Management, Posts

Checklists: where the Disciplined Outperforms the Genius.

Checklists are a simple, powerful, yet often ignored, business tool. They provide a reliable and quick shortcut that improves our performance in the task at hand with less mental effort. Whether flying a plane, operating a surgery, troubleshooting a system, or making big decisions, checklists are always useful.

This post gives the reasons why checklists are paramount in some situations and emphasizes their importance in the process of decision-making.

What is a Checklist?

A checklist is a pre-defined standard operating procedure to follow when performing a specific task. It is a proven business tool that improves performance and minimizes human errors and mental effort.

How to build Checklists?

Both knowledge and experience contribute to checklist definition, in a closed feedback-loop fashion, where the checklist definition contributes to the knowledge and experience too.

Build_Checklist

Checklists are useful for frequent routines, which reduces the cognitive effort needed to perform them.
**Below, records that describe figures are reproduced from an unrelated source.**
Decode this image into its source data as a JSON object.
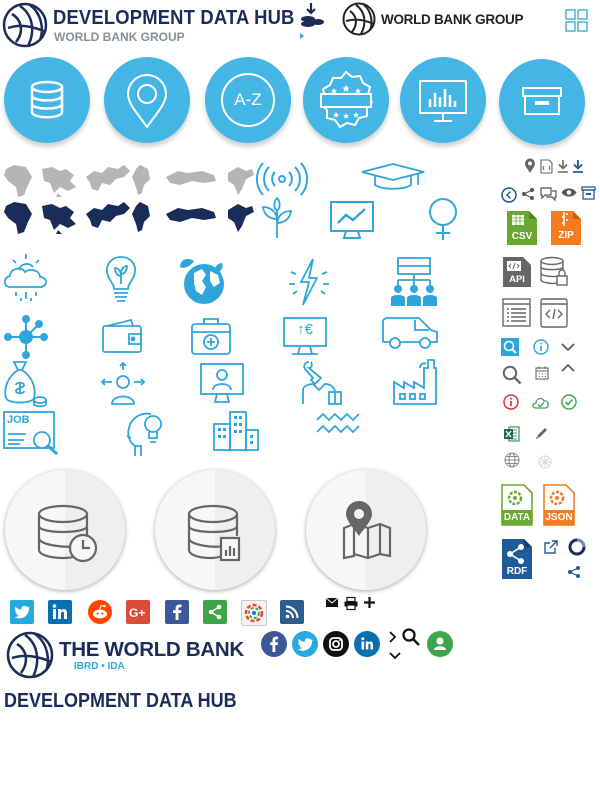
{
  "header": {
    "title": "DEVELOPMENT DATA HUB",
    "subtitle": "WORLD BANK GROUP",
    "wbg_logo_text": "WORLD BANK GROUP"
  },
  "category_circles": [
    {
      "name": "database",
      "text": ""
    },
    {
      "name": "location",
      "text": ""
    },
    {
      "name": "a-z",
      "text": "A-Z"
    },
    {
      "name": "featured",
      "text": ""
    },
    {
      "name": "dashboard",
      "text": ""
    },
    {
      "name": "archive",
      "text": ""
    }
  ],
  "badges": {
    "csv": "CSV",
    "zip": "ZIP",
    "api": "API",
    "data": "DATA",
    "json": "JSON",
    "rdf": "RDF",
    "job": "JOB",
    "euro": "↑€"
  },
  "colors": {
    "accent": "#44b6e6",
    "navy": "#1a2d58",
    "icon_blue": "#2fa6db",
    "green": "#6aa831",
    "orange": "#f47b20",
    "red": "#d32f2f"
  },
  "footer": {
    "logo_title": "THE WORLD BANK",
    "logo_sub": "IBRD • IDA",
    "page_title": "DEVELOPMENT DATA HUB"
  }
}
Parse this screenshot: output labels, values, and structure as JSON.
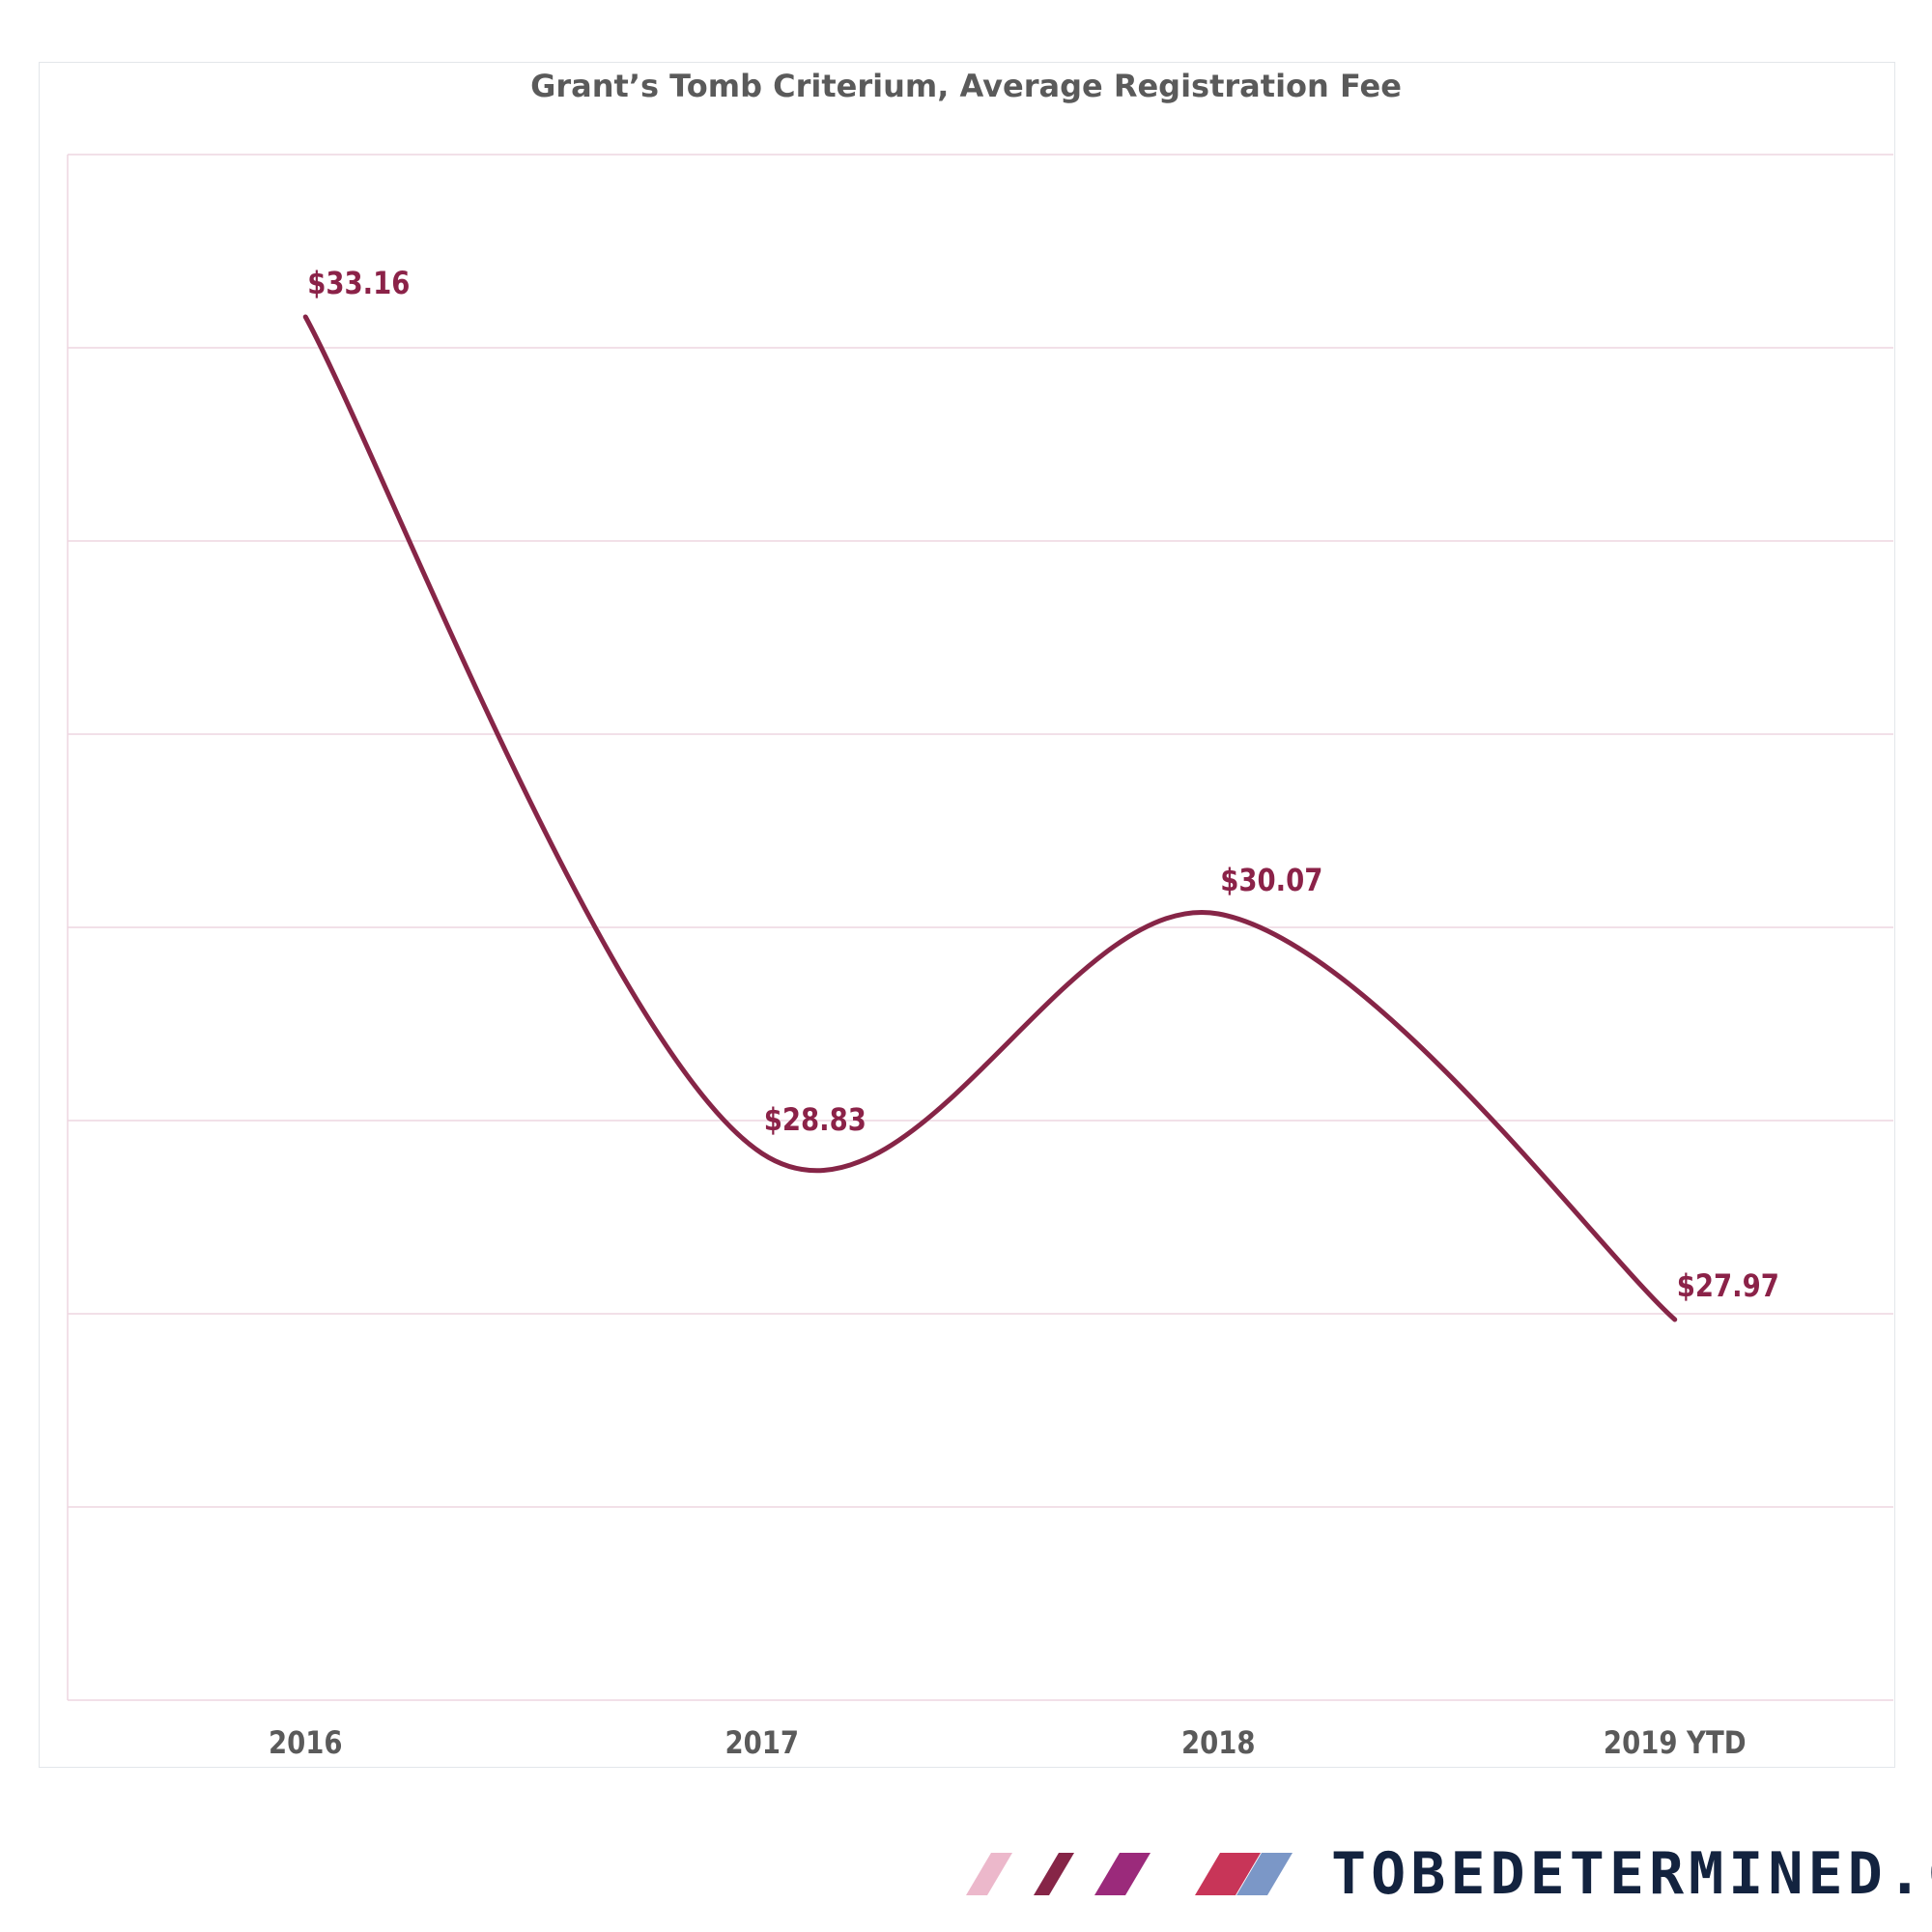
{
  "chart_data": {
    "type": "line",
    "title": "Grant’s Tomb Criterium, Average Registration Fee",
    "categories": [
      "2016",
      "2017",
      "2018",
      "2019 YTD"
    ],
    "series": [
      {
        "values": [
          33.16,
          28.83,
          30.07,
          27.97
        ],
        "labels": [
          "$33.16",
          "$28.83",
          "$30.07",
          "$27.97"
        ]
      }
    ],
    "ylim": [
      26.0,
      34.0
    ],
    "xlabel": "",
    "ylabel": "",
    "grid": true,
    "smooth": true,
    "colors": {
      "line": "#862547",
      "label": "#8b2248",
      "tick": "#5a5a5a",
      "grid": "#eed6e1",
      "frame": "#e3e6ea"
    }
  },
  "branding": {
    "text": "TOBEDETERMINED.CC",
    "stripe_colors": [
      "#ecb8cb",
      "#862547",
      "#9b2a7b",
      "#c83558",
      "#7b97c7"
    ],
    "text_color": "#13233f"
  }
}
Nevertheless, we can use them in any other task, profession or industry.

Why do we need Checklists?

Image result for checklist manifestoSimply put, we need to use checklists to perform some tasks because we cannot be sure we have considered all the details of the task at hand. Our brains have blind spots. Sometimes, we overlook even the most basic fact of the problem, which may lead in some circumstances to catastrophic results. In a hospital, for example, a nurse may treat the wrong patient if the name is not verified. Worse, a surgeon may operate the wrong patient! Yes, it happened and may happen again even for the highest skilled nurse and surgeon.

Here are some reasons why we are often unable to consider all the facets of the problem at hand:

  • We simply forget: as human beings, we are prone to forgetting. This is why we often write things down in the form of to-do lists and checklists.
  • Complexity: as human knowledge and technology grow in complexity, so does our professional tasks (finance, software design, hardware design, etc.). The memory alone does not help.
  • Limited attention: pay attention to something, and you’re almost sure you are missing something else. It is a scientific fact that our conscious mind can handle only one object at a time, and leaves rest for the unconscious autopilot. That is why we may forget the pizza in the oven if we engage in an interesting discussion. This is also the principal cause of car accidents, medical errors, etc.
  • Expertise: an increasing number of professions require super-specialized experts. A domain expert is prone to both complexity and overconfidence and may overlook basic facts.
  • Cognitive biases: our cognitive biases, such as the confirmation bias, the planning fallacy, the availability heuristic, etc. are the major cause of errors.

Doctor consulting with patient and checking sickness condition w
Healthcare specialists use checklists intensively in their practice.

Checklists for Decision-making Quality Control

Decision-making is (hopefully) a process. Its quality depends on the questions we ask. Here is an example of a checklist of questions that decision-makers should ask to avoid the traps of cognitive biases. When judging a proposal:

  • Ask yourself (not the team making recommendations):
    1. Do the people making the recommendation get emotional about it? If so, they are prone to error because of rationalization and self-deception.
    2. Is there any reason to suspect motivated errors, or errors driven by the self-interest of the recommending team?
    3. Were there dissenting opinions within the recommending team? If not, this should sound an alarm in the long run.
  • Ask the team making recommendations:
    1. Is the recommendation influenced by salient analogies? If so, suggest considering more analogies and to perform a more rigorous analysis.
    2. Have credible alternatives been considered?
    3. If you had to make this decision again in a year, what information would you want, and can you get more of it now?
    4. Do you know where the numbers came from?
    5. Can you see a halo effect?
    6. Are the people making the recommendation overly attached to past decisions?
  • Ask the following questions focused on evaluating the proposal:
    1. Is the base case overly optimistic?
    2. Is the worst case bad enough?
    3. Is the recommending team overly cautious?

Note: This is a part of the series “Outsmart Your Biases“.

References:

  • Gawande, Atul. Checklist manifesto, the (HB). Penguin Books India, 2010.
  • Kaufman, Josh. The personal MBA: Master the art of business. Penguin, 2010.
  • Kahneman, Daniel, Dan Lovallo, and Olivier Sibony. “Before you make that big decision.” Harvard business review 89.6 (2011): 50-60.